You can see the actual code file here.

import string
import random
from collections import defaultdict

Removes the punctuation from a given string

def remove_punction(text):
    return text.translate(str.maketrans("", "", string.punctuation))

Generates the trigrams of an array of elements. For example, if data = [a, b, c, d] then the output will be [[a,b,c], [b,c,d]].

def get_trigrams(data):
    for i in range(len(data) - 2):
        yield data[i:i + 3]

Generates the n-grams of an array of elements. For example, if data = [a, b, c, d] and degree = 2 then the output will be [[a,b], [b,c], [c,d]]. This is just a generic version of the get_trigrams function, here for reference.

def get_ngrams(degree, data):
    for i in range(len(data) - degree + 1):
        yield data[i:i + degree]

Given a dictionary of keys and weights, choose a random key based on its weight.

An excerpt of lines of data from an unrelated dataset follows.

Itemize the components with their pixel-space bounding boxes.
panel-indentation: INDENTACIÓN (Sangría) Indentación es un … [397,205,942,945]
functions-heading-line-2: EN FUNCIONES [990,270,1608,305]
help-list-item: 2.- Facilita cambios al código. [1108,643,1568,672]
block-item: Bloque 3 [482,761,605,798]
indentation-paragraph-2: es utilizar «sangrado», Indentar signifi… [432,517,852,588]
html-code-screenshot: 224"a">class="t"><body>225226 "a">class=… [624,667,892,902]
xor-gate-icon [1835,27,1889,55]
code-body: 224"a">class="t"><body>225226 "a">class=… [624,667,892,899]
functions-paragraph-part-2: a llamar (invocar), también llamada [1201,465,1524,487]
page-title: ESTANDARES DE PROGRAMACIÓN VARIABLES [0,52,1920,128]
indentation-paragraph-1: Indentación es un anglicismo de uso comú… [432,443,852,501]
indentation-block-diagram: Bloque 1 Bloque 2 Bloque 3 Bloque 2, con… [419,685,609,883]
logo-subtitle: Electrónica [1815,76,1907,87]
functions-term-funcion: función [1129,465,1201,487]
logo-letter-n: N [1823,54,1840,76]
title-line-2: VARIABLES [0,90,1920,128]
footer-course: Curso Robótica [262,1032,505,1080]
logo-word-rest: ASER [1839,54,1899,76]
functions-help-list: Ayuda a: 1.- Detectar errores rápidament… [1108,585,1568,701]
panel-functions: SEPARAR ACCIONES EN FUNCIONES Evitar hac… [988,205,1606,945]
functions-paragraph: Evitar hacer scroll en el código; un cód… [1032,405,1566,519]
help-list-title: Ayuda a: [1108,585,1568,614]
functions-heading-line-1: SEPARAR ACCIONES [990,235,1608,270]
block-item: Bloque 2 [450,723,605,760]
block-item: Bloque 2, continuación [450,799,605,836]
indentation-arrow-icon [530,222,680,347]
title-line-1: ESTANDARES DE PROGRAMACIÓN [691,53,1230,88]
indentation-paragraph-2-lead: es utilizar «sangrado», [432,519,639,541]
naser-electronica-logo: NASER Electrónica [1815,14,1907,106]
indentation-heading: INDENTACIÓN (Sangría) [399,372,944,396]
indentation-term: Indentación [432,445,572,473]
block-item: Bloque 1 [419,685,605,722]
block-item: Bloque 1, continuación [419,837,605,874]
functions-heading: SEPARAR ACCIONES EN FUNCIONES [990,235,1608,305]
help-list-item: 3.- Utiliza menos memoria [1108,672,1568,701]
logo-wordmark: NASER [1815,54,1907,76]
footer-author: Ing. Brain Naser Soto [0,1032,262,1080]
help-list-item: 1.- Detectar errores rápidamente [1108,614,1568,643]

def weighted_choice(states):
    n = random.uniform(0, sum(states.values()))
    for key, val in states.items():
        if n < val:
            return key
        n -= val

Something went wrong, don't make a choice.

    return None

if __name__ == '__main__':

Load some data from a text file named data.txt Open the file containing the data, and read it into a variable. The file might look something like:

WORK IN PRAGUE\n Low comedy's got the new shine.\n Defiant luster.\n The three film score.\n No claims between updates and rehearsals.\n Always admired.\n

    file = open("data.txt")
    data = file.read()

Clean up the data by removing punctuation and replacing newlines (\n) with spaces. Cleaning is typically the hardest part, since you'll encounter a lot of weird stuff out in the wild.

    data = remove_punction(data).replace('\n', ' ')
    parsed_data = data.split(' ')

Create the Markov Chain. I use defaultdict as a simple (error-free) counter. This just means that every key in the dictionary has a default value. If a key isn't in the dictionary then it will automatically have a value generated. The lambda: defaultdict(int) means the default value will be another dictionary which sets the default values to zero.

So if you wrote markov['test'] you would get a defaultdict. Going one step further, you could write markov['a']['b'] which would result in 0. This let's you write a counter in the form markov['a']['b'] += 1 without getting a KeyError.

    markov = defaultdict(lambda: defaultdict(int))

Now split the input data into trigrams for parsing.

    for (w1, w2, w3) in get_trigrams(parsed_data):

Use lowercase to normalize the data.

        w1 = w1.lower()
        w2 = w2.lower()
        w3 = w3.lower()

Update the tally for this combination.

        markov[(w1, w2)][w3] += 1

You can use the following code for a preview of the Markov Chain probabilites: for state in markov: print('%r => %r' % (state, markov[state]))


Use random to pick a random initial state (or set it yourself).

    start_state = random.choice(list(markov.keys()))

You can preview it by writing print("Initial State: %s" % repr(start_state))


Now start 'walking' along the Markov Chain to generate stuff. Unfortunately, the hard part is knowing when to stop. Here I say I want sentences no longer than 15 words, and if there's a dead-end, stop immediately. Naturally, there's much better ways to do this.

    s1, s2 = start_state
    max_length = 15
    result = [s1, s2]
    for i in range(max_length):
        next_state = weighted_choice(markov[(s1, s2)])
        if next_state is None: break
        s1 = s2
        s2 = next_state

Now we convert the data to regular string.

    generated_text = ' '.join(result) + '.'
    print("Generated Text: %s" % generated_text)

Enjoy! Sometimes Markov Chains are great, sometimes they are finicky, and you probably need a lot of data to get coherent/good results from them. They're definitely a good starting place for content generation, though.